Dans cette dernière, le bois est utilisé comme base de tout et au-dessus intervient le marbre dans toutes les formes et couleurs. Tout porte à croire que l’amour de Ghali pour le bois provient de ses multiples séjours en Afrique. L’architecte raconte que durant sa première visite en Tanzanie, il s’est rendu sur une île appelée Kelwa, ce qui signifie « rein » en arabe, et qui a vraiment la forme d’un rein. Là-bas, les sculptures sur bois sont magnifiques et l’île abonde d’antiquités islamiques. Et à Ghali de commenter : « L’architecture africaine est très différente de la nôtre. Elle a un goût spécial et ressemble plutôt aux gens qui habitent les lieux. Ils ont quelque chose de plus authentique ».

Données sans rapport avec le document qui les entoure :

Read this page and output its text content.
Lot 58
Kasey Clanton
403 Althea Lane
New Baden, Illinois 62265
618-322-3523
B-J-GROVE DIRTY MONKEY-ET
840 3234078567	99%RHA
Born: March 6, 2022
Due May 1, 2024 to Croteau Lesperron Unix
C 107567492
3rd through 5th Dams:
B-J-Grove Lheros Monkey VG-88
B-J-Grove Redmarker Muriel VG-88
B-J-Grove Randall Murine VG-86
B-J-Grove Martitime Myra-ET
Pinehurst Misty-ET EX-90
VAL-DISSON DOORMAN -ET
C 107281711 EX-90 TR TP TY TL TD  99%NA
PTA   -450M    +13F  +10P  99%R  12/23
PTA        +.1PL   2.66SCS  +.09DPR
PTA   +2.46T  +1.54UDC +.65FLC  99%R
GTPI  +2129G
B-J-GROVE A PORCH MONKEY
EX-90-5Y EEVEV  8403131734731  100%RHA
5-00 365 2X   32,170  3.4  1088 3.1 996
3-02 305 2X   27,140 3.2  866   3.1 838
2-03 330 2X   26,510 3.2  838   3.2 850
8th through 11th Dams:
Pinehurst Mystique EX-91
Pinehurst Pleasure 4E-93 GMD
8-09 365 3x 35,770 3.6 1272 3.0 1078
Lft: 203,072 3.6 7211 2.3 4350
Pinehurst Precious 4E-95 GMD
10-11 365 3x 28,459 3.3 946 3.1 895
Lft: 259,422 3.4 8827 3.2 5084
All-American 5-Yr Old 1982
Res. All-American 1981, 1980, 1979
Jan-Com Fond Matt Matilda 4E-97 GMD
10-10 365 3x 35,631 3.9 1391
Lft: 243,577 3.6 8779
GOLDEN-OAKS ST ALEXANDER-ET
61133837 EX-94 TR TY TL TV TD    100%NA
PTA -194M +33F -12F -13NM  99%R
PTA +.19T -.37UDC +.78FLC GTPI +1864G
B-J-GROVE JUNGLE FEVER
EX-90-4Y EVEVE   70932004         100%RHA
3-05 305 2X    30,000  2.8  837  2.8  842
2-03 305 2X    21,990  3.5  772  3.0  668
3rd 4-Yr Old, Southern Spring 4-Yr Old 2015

Si le trio Ghali, Azza et Randa a ressuscité de nombreux détails qui ont rendu la chaleur à nos maisons dans les années 1980, Ghali nous a légué pour sa part de beaux édifices. Il raconte comment il a pu construire le plus bel hôtel de Charm Al-Cheikh : « Quand j’ai entendu parler du concours, j’ai visité le site avec mon équipe. Là où on devait construire l’hôtel. C’était un terrain de nature désertique de la forme d’un grand rocher de 32m de haut. Pendant une semaine, on s’est rendu sur le site tous les jours, sans rien faire. Puis, d’un coup, debout sur une lagune, j’ai fixé le vide et ai pu imaginer tout le projet. Ensuite, j’ai dit à l’équipe : Allez, on rentre au Caire pour exécuter la maquette de l’hôtel ».

Six bureaux d’architecture, dont 4 français et 2 égyptiens, ont participé au concours. Les membres du jury étaient français, anglais, italien, égyptien et tunisien. « Quand j’ai vu les plans présentés par les autres, j’ai compris qu’on allait gagner. Car il était clair que les autres n’avaient pas senti les lieux et n’avaient pas écouté ce qu’ils dégageaient », se souvient Ghali. Et ce fut vrai. Il a gagné le concours et a commencé à bâtir son petit joyau. Il a transformé le petit mont en une suite d’estrades, et sur chacune d’elles, il a construit un étage de type pharaonique. Les coupoles blanches, l’une des caractéristiques de son style, semblent calmes et simples, mais elles ne sont pas sans ajouter une touche de gaieté à cet hôtel donnant sur une mer de couleur bleu azur. Un chef-d’oeuvre.

La beauté, selon Ghali, a juste besoin que les gens la ressentent telle qu’elle existe, et cela s’apprend dès la tendre enfance. « La Nubie est l’une des régions les plus pauvres d’Egypte, mais son architecture est d’une beauté exceptionnelle. C’est donc l’enseignement qui peut inculquer les valeurs esthétiques aux gens, notamment à l’époque actuelle, où tout est pêle-mêle. Il faut apprendre aux individus la différence entre la beauté et la laideur. Les parents doivent apprendre à leurs petits le sens du beau, comme ils leur apprennent les maths et les langues. Il faut faire attention aux facteurs de la pollution sonore et visuelle, qui mène forcément à une pollution intellectuelle ».

L’architecte rêve du jour où il n’aura plus à voir des bâtiments trop élevés, faisant fausse note dans son entourage. Il refuse de s’y habituer, comme d’autres gens aussi. Savoir dire non l’a déjà sauvé une fois, raconte-t-il: « J’ai travaillé pendant 6 mois avec des fonctionnaires bureaucratiques qui ne se lassaient pas de répéter les mêmes anecdotes. Au début, je les trouvais stupides, mais avec le temps, j’ai commencé à y prendre goût. J’attendais qu’on les répète, chaque matin, lorsqu’un ami a attiré mon attention sur le fait que j’étais devenu un simple fonctionnaire, comme les autres, et que j’allais gâcher mon avenir ». D’où l’importance de refuser l’habitude et de toujours continuer à chercher la beauté.

Jalons :

30 novembre 1936 : Naissance en Egypte.
1961 : Diplôme des beaux-arts, section architecture. Projet de fin d’études sur la Nubie.
1969 : Quitte son emploi gouvernemental.
1980 : Création de la galerie Al-Aïn, avec son ex-femme Azza Fahmi.
1985-86 : Construction de l’hôtel Sofitel à Charm Al-Cheikh.